C’è una pasticceria a Taormina, in provincia di Messina, in cui è possibile ordinare “mafiosi al pistacchio” o “cosa nostra alle mandorle”: si tratta per lo più di dolci tipici siciliani i cui nomi appaiono pensati per attirare i turisti, e che hanno destato lo sdegno di molti, a partire da alcuni studenti palermitani in visita, per proseguire con Coldiretti e con il sindaco della Perla dello Ionio Mario Bolognari.
La denuncia è arrivata ieri sulle pagine (tra le altre) dell’edizione di Palermo del quotidiano nazionale “La Repubblica” attraverso le quali il sindaco Mario Bolognari ha espresso il proprio rammarico di fronte alla segnalazione indignata di un gruppo di studenti palermitani, e ha annunciato che chiederà al titolare della pasticceria “Roberto, il Mago dei Cannoli” di cambiare il nome dei dolci. L’assessore al Commercio di Taormina, nel frattempo, è stato incaricato di procedere ai passaggi necessari per evitare che episodi come questo si ripetano.
Immediata la risposta proprietario del locale che ha sottolineato, di contro, come i nomi dei dolci non siamo stati pensati per inneggiare alla mafia, e ha poi puntato il dito contro altri esercenti che utilizzano la stessa strategia per attrarre i turisti. Ma a mostrare preoccupazione per la tendenza sempre più diffusa ad utilizzare il “mafia style” per vendere prodotti di diversa natura, dall’agroalimentare al vestiario, è stata anche Coldiretti che, andando al di là del caso specifico, ha sottolineato come questo sia «solo l’ultimo esempio di marketing legati alla mafia in tutto il mondo e sul web».

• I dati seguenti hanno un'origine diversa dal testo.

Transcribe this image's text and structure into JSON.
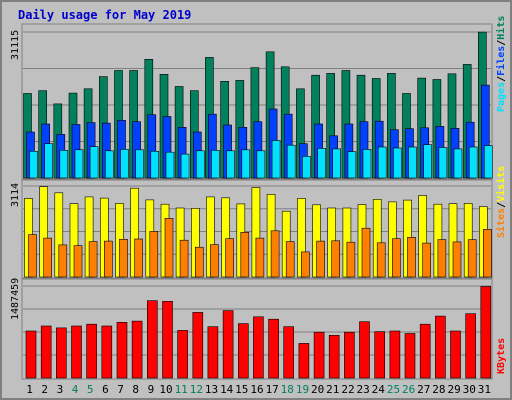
{
  "title": "Daily usage for May 2019",
  "colors": {
    "background": "#c0c0c0",
    "plot_background": "#c0c0c0",
    "title": "#0000cc",
    "hits": "#00805c",
    "files": "#0040ff",
    "pages": "#00e0ff",
    "visits": "#ffff00",
    "sites": "#ff8000",
    "kbytes": "#ff0000",
    "weekday_label": "#000000",
    "weekend_label": "#00805c"
  },
  "chart_data": [
    {
      "type": "bar",
      "title": "Daily usage for May 2019",
      "categories": [
        "1",
        "2",
        "3",
        "4",
        "5",
        "6",
        "7",
        "8",
        "9",
        "10",
        "11",
        "12",
        "13",
        "14",
        "15",
        "16",
        "17",
        "18",
        "19",
        "20",
        "21",
        "22",
        "23",
        "24",
        "25",
        "26",
        "27",
        "28",
        "29",
        "30",
        "31"
      ],
      "weekend_days": [
        "4",
        "5",
        "11",
        "12",
        "18",
        "19",
        "25",
        "26"
      ],
      "max_label": "31115",
      "right_label": [
        "Pages",
        "/",
        "Files",
        "/",
        "Hits"
      ],
      "y_range": [
        0,
        31115
      ],
      "grid": true,
      "series": [
        {
          "name": "Hits",
          "values": [
            18000,
            18600,
            15800,
            18100,
            19000,
            21600,
            22900,
            22900,
            25300,
            22100,
            19500,
            18600,
            25700,
            20600,
            20800,
            23500,
            26900,
            23700,
            19000,
            21900,
            22300,
            22900,
            21900,
            21200,
            22300,
            18000,
            21300,
            21000,
            22200,
            24200,
            31100
          ]
        },
        {
          "name": "Files",
          "values": [
            9800,
            11500,
            9300,
            11400,
            11800,
            11700,
            12300,
            12000,
            13500,
            13100,
            10800,
            9800,
            13600,
            11300,
            10800,
            12000,
            14700,
            13600,
            7300,
            11500,
            9000,
            11500,
            12000,
            12100,
            10300,
            10500,
            10700,
            11000,
            10600,
            11900,
            19800
          ]
        },
        {
          "name": "Pages",
          "values": [
            5700,
            7300,
            5900,
            6000,
            6700,
            5800,
            6100,
            6000,
            5700,
            5500,
            5100,
            5800,
            5900,
            5800,
            6000,
            5800,
            8000,
            7000,
            4600,
            6300,
            6200,
            5600,
            6100,
            6600,
            6400,
            6600,
            7100,
            6500,
            6200,
            6600,
            6900
          ]
        }
      ]
    },
    {
      "type": "bar",
      "categories": [
        "1",
        "2",
        "3",
        "4",
        "5",
        "6",
        "7",
        "8",
        "9",
        "10",
        "11",
        "12",
        "13",
        "14",
        "15",
        "16",
        "17",
        "18",
        "19",
        "20",
        "21",
        "22",
        "23",
        "24",
        "25",
        "26",
        "27",
        "28",
        "29",
        "30",
        "31"
      ],
      "max_label": "3114",
      "right_label": [
        "Sites",
        "/",
        "Visits"
      ],
      "y_range": [
        0,
        3114
      ],
      "grid": true,
      "series": [
        {
          "name": "Visits",
          "values": [
            2690,
            3090,
            2880,
            2510,
            2740,
            2700,
            2520,
            3040,
            2640,
            2490,
            2360,
            2350,
            2740,
            2710,
            2500,
            3060,
            2830,
            2250,
            2690,
            2470,
            2360,
            2360,
            2480,
            2660,
            2570,
            2630,
            2790,
            2490,
            2510,
            2520,
            2410
          ]
        },
        {
          "name": "Sites",
          "values": [
            1450,
            1330,
            1100,
            1070,
            1210,
            1230,
            1290,
            1300,
            1560,
            2010,
            1260,
            1020,
            1110,
            1310,
            1530,
            1330,
            1580,
            1210,
            860,
            1230,
            1240,
            1190,
            1670,
            1170,
            1310,
            1360,
            1160,
            1280,
            1200,
            1280,
            1630
          ]
        }
      ]
    },
    {
      "type": "bar",
      "categories": [
        "1",
        "2",
        "3",
        "4",
        "5",
        "6",
        "7",
        "8",
        "9",
        "10",
        "11",
        "12",
        "13",
        "14",
        "15",
        "16",
        "17",
        "18",
        "19",
        "20",
        "21",
        "22",
        "23",
        "24",
        "25",
        "26",
        "27",
        "28",
        "29",
        "30",
        "31"
      ],
      "max_label": "1487459",
      "right_label": [
        "KBytes"
      ],
      "y_range": [
        0,
        1487459
      ],
      "grid": true,
      "series": [
        {
          "name": "KBytes",
          "values": [
            760000,
            840000,
            810000,
            840000,
            870000,
            840000,
            900000,
            920000,
            1250000,
            1240000,
            770000,
            1060000,
            830000,
            1090000,
            880000,
            990000,
            950000,
            830000,
            560000,
            740000,
            690000,
            740000,
            910000,
            750000,
            760000,
            720000,
            870000,
            1000000,
            760000,
            1040000,
            1480000
          ]
        }
      ]
    }
  ]
}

«Lo sfruttamento di nomi che richiamano la mafia è un business che provoca un pesante danno di immagine al Made in Italy – afferma Ettore Prandini Presidente della Coldiretti dalle pagine dell’Ansa – sfruttando gli stereotipi legati alle organizzazioni mafiose, banalizzando fin quasi a normalizzarlo, un fenomeno che ha portato dolore e lutti».